Solving Data Synchronization

Recently, I decided an app I’m working on does require offline access to its data. There are several third-party synchronization APIs like Firebase and MongoDB Atlas, but their support for my framework of choice is either lacking, or the service itself is absurdly expensive for non-trivial amounts of data. It’s time to solve this one on my own.

In researching a homebrew implementation, I stumbled upon conflict-free replicated data types (CRDTs). A CRDT is a data structure with a built-in heuristic for merging unordered changes to its data, crucially without further input from the user. It does this by storing extra metadata for each piece of data in the CRDT.

For example, a CRDT might store the timestamp at which the latest update occurred. Future updates are applied if and only if the timestamp advances. Updates that arrive too late may be dropped, but that’s the “conflict-free” aspect in play.

This applies more generally, too. A CRDT receives events out-of-order, then proceeds to order them using the event’s metadata, storing only the “greater” event.

But ordering has an edge case. What happens when the ordering for two events is identical?

A Healthy Dose of Déjà Vu

Actually, we’ve all seen this problem before.

Let’s say you’re playing a board game that specifies who goes first using the following rules:

  1. The youngest player goes first.
  2. If the same age, the player who has played the highest number of times goes first.
  3. If played the same number of times, the player whose name is greater goes first.

If we assume players have unique names, then the last rule guarantees a starting player. (Assuming unique names is safe because you can always just assign everyone a random UUID “name”.)

When you play a board game, the game’s state is often represented by cards or tokens on the table. But before the game starts, there is no physical representation of state yet, so the game depends on information stored on the players themselves.
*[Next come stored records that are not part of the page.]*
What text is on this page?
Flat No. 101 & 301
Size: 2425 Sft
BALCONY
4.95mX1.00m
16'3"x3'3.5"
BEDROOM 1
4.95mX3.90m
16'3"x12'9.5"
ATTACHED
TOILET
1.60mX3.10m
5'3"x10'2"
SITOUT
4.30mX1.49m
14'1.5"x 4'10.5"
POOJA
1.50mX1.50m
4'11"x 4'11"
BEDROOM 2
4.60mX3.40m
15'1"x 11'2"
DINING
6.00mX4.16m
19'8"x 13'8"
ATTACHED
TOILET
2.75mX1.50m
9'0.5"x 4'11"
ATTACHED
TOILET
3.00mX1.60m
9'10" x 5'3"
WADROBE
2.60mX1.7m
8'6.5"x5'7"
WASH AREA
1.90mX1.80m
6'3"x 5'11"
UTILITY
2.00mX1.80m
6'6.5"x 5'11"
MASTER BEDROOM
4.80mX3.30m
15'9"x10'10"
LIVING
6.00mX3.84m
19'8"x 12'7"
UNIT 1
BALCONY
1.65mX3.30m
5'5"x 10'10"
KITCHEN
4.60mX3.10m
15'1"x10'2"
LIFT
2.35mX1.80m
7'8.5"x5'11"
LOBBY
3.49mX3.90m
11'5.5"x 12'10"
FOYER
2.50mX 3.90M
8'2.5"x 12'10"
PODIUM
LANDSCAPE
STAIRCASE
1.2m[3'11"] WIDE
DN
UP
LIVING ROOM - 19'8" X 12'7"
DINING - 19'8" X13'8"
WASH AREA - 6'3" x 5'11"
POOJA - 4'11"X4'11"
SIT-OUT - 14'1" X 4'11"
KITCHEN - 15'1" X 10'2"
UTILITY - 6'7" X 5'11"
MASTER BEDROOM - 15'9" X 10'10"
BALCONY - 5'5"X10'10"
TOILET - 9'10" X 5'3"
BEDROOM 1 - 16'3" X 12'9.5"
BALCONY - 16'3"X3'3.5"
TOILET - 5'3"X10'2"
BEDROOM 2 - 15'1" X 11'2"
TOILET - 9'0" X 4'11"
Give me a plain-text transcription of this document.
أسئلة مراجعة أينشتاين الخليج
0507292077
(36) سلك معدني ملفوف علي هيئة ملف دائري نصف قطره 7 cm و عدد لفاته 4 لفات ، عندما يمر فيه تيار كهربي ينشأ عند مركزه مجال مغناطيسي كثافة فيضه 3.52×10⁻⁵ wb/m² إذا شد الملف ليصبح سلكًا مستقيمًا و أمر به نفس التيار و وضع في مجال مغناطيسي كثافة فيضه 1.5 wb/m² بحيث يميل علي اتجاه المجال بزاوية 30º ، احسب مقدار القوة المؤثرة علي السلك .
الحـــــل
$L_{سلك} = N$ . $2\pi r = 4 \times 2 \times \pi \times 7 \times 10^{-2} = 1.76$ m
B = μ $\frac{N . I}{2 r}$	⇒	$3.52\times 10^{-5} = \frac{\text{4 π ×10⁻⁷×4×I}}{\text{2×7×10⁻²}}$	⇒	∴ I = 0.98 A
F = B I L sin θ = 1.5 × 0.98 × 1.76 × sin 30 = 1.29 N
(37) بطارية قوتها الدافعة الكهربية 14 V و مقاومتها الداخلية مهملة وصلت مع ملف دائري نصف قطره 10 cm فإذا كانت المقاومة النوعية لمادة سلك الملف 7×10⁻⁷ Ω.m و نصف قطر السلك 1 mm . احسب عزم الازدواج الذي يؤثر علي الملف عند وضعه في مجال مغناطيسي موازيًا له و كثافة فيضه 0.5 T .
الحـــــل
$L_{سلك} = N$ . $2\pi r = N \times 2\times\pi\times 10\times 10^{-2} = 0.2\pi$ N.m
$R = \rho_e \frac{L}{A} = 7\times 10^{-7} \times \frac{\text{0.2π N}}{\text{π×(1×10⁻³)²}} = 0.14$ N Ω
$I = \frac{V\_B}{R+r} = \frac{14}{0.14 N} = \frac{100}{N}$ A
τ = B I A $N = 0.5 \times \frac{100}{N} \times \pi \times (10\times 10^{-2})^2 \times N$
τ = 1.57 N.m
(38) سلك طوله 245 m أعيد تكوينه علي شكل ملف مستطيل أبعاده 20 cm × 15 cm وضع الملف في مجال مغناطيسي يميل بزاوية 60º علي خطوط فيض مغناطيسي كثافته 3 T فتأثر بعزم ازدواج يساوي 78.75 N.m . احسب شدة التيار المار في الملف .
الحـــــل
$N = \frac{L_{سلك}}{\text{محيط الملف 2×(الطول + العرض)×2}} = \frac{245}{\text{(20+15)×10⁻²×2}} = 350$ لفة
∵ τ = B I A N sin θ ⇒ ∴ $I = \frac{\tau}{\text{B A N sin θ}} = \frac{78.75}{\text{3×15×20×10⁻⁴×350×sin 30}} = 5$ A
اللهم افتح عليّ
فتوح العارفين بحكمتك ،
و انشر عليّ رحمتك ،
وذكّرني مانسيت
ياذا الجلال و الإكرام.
My observation is that this hypothetical board game is a simple CRDT that stores one piece of information - the player that starts the game. Instead of a board or cards, it stores the necessary ordering metadata in players’ heads because the game hasn’t started yet.

The first rule orders by birth date, which is literally a timestamp. But the game doesn’t fail to start just because twins are playing - it has more rules, until a final rule is guaranteed to succeed, albeit arbitrarily.
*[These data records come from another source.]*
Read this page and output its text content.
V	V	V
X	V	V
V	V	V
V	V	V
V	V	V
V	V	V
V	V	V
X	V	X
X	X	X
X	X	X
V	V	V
A CRDT can do the exact same thing as a board game - it just stores information on top of a simple timestamp, a sort of “enhanced timestamp”.

Hybrid Logical Clocks

There are a couple variants to these enhanced timestamps, and a common one is the hybrid logical clock (HLC).

HLCs store three pieces of information: a timestamp, a version number, and a unique node name. And in a miraculous twist of fate, an HLC is defined to sort events using rules eerily similar to our board game:

  1. The later event is selected.
  2. If at the same time, select the event with the highest version.
  3. If the versions are the same, select the event whose node name is greater.
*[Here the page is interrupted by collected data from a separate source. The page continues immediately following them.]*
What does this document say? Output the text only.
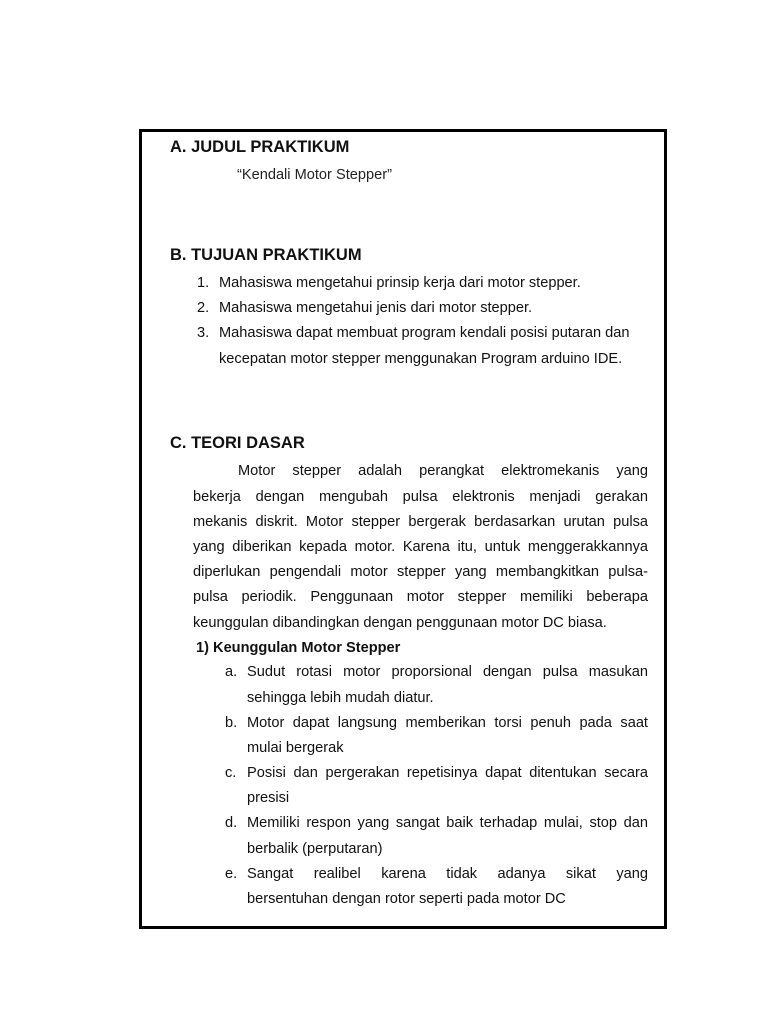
A. JUDUL PRAKTIKUM
“Kendali Motor Stepper”
B. TUJUAN PRAKTIKUM
1. Mahasiswa mengetahui prinsip kerja dari motor stepper.
2. Mahasiswa mengetahui jenis dari motor stepper.
3. Mahasiswa dapat membuat program kendali posisi putaran dan
kecepatan motor stepper menggunakan Program arduino IDE.
C. TEORI DASAR
Motor stepper adalah perangkat elektromekanis yang
bekerja dengan mengubah pulsa elektronis menjadi gerakan
mekanis diskrit. Motor stepper bergerak berdasarkan urutan pulsa
yang diberikan kepada motor. Karena itu, untuk menggerakkannya
diperlukan pengendali motor stepper yang membangkitkan pulsa-
pulsa periodik. Penggunaan motor stepper memiliki beberapa
keunggulan dibandingkan dengan penggunaan motor DC biasa.
1) Keunggulan Motor Stepper
a. Sudut rotasi motor proporsional dengan pulsa masukan
sehingga lebih mudah diatur.
b. Motor dapat langsung memberikan torsi penuh pada saat
mulai bergerak
c. Posisi dan pergerakan repetisinya dapat ditentukan secara
presisi
d. Memiliki respon yang sangat baik terhadap mulai, stop dan
berbalik (perputaran)
e. Sangat realibel karena tidak adanya sikat yang
bersentuhan dengan rotor seperti pada motor DC
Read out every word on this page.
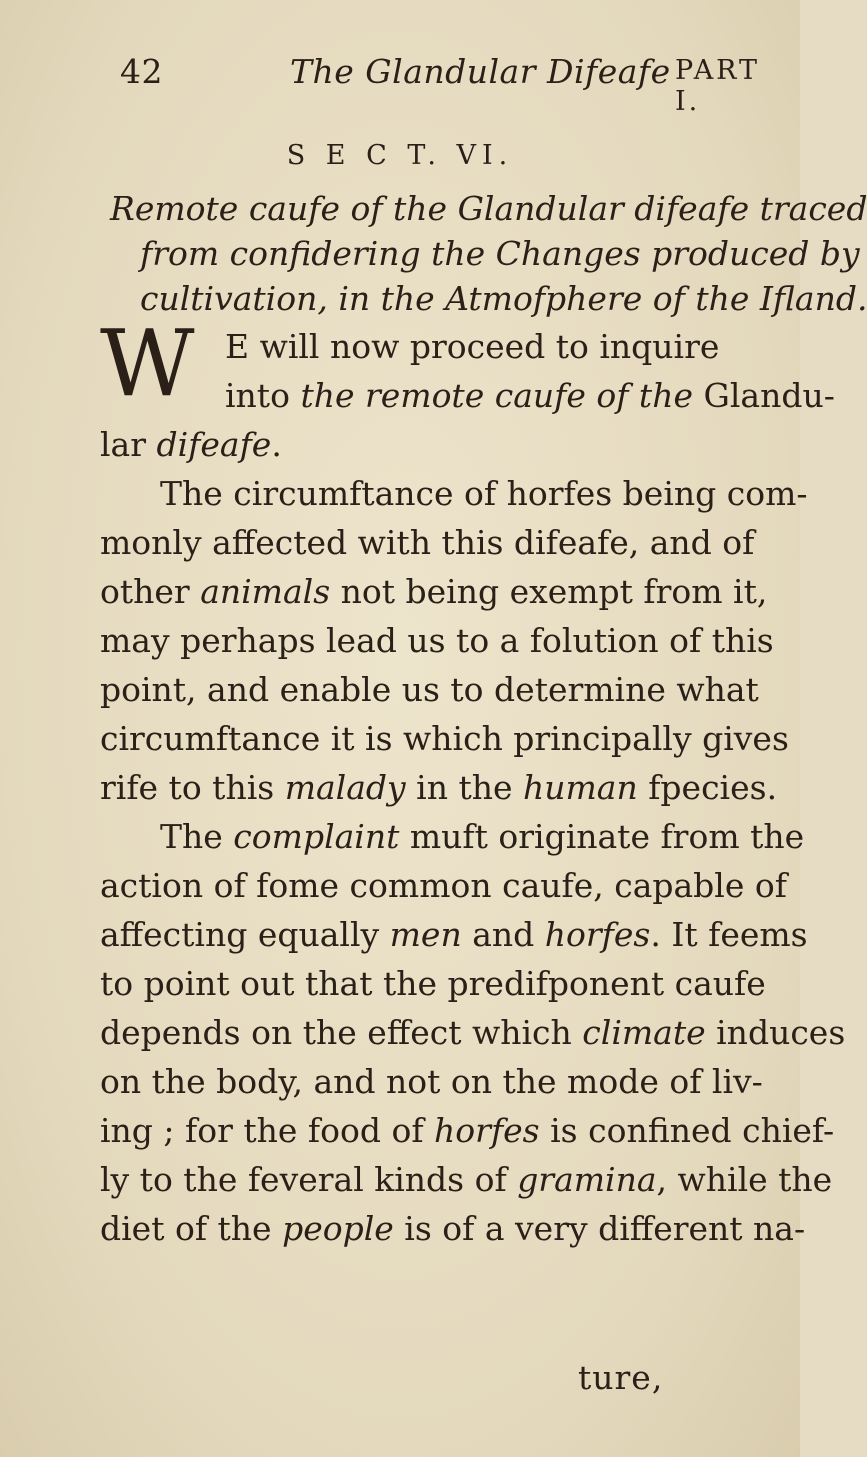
42	The Glandular Difeafe PART I.
S E C T. VI.
Remote caufe of the Glandular difeafe traced
from confidering the Changes produced by
cultivation, in the Atmofphere of the Ifland.
W E will now proceed to inquire
into the remote caufe of the Glandu-
lar difeafe.
The circumftance of horfes being com-
monly affected with this difeafe, and of
other animals not being exempt from it,
may perhaps lead us to a folution of this
point, and enable us to determine what
circumftance it is which principally gives
rife to this malady in the human fpecies.
The complaint muft originate from the
action of fome common caufe, capable of
affecting equally men and horfes. It feems
to point out that the predifponent caufe
depends on the effect which climate induces
on the body, and not on the mode of liv-
ing ; for the food of horfes is confined chief-
ly to the feveral kinds of gramina, while the
diet of the people is of a very different na-
ture,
Just like a board game, by storing multiple pieces of information and employing fallback comparison rules, a CRDT resolves the case where events occur simultaneously.

Conclusions

There are actual, production systems out there that store HLCs in order to implement distributed CRDTs. By understanding the individual components of such a system, we engineers can make better tradeoffs, like whether or not to use a third-party service or to build just the aspect we need for a particular application.

Note that there are some implementation details about how and when to update an HLC in order to enable data synchronization, but that’s not the goal of today’s blog post. If you’re interested in the details, I published a Dart HLC for use in my app. I also recommend reading this Martin Fowler article for an in-depth explanation.